O que a gente viu é que essa não é uma análise econômica comum, como se costuma fazer. O processo decisório nos outros países considera outras variáveis além de uma métrica única de preço. Essas variáveis mais estratégicas que a gente buscou trazer no opinativo que foi submetido ao governo, em que a gente entende que esse é um projeto que deve continuar, por uma série de outros motivos que vão além dessa comparação simples de preço.

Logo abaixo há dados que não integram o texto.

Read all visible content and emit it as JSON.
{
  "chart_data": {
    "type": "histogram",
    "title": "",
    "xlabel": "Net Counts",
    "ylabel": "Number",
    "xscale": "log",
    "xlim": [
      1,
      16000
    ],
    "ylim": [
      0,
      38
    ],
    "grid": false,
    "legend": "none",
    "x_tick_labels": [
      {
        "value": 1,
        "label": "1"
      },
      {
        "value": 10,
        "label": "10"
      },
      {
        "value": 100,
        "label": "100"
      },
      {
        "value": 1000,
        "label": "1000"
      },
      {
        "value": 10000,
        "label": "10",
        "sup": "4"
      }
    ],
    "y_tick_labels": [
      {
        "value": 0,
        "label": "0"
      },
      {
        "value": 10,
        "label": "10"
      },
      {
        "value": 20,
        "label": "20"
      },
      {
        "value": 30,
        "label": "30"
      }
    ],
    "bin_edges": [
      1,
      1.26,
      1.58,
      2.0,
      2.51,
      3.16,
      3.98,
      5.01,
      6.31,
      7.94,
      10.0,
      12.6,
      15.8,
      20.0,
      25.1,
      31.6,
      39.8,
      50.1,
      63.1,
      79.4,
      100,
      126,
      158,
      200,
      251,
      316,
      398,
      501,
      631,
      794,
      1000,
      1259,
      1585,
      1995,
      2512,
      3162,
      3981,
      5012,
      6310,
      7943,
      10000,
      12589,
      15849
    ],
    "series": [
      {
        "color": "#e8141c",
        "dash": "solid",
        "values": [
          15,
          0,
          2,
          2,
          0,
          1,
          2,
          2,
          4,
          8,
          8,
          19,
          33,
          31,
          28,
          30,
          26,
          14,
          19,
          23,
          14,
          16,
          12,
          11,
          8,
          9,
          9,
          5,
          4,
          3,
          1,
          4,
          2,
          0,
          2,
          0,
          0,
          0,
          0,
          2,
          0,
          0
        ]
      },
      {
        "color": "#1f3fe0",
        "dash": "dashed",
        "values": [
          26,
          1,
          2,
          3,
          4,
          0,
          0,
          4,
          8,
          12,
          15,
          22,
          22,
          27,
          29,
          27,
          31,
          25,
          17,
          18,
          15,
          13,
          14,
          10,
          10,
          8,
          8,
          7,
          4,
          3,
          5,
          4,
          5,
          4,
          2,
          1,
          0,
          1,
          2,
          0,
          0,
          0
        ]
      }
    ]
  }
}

Quando temos esses outros elementos na base comparativa, esse valor relativo dos preços se altera. Não é uma conta justa quando a gente vê comparações de uma usina nuclear com um parque fotovoltaico, um parque eólico. Por exemplo, se você começar a comparar a energia nuclear colocando projeções de futuro do mercado de carbono, essa base relativa começa a se alterar, inclusive se a gente comparar essa usina com uma térmica a gás natural ou a óleo combustível.
Nesse ano, está prevista a realização do leilão de potência. Como está o processo para definir o montante a ser contratado? Quando deve ser divulgado?
Essa definição é uma responsabilidade compartilhada entre a EPE e o ONS. É uma nota técnica conjunta que recomenda ao MME (Ministério de Minas e Energia), um pouco antes da sessão pública, um montante a ser contratado. Ela é produzida o mais próximo possível do leilão para que possamos utilizar os dados mais atualizados disponíveis.
Mas existe algum indicativo de quanto deve ser?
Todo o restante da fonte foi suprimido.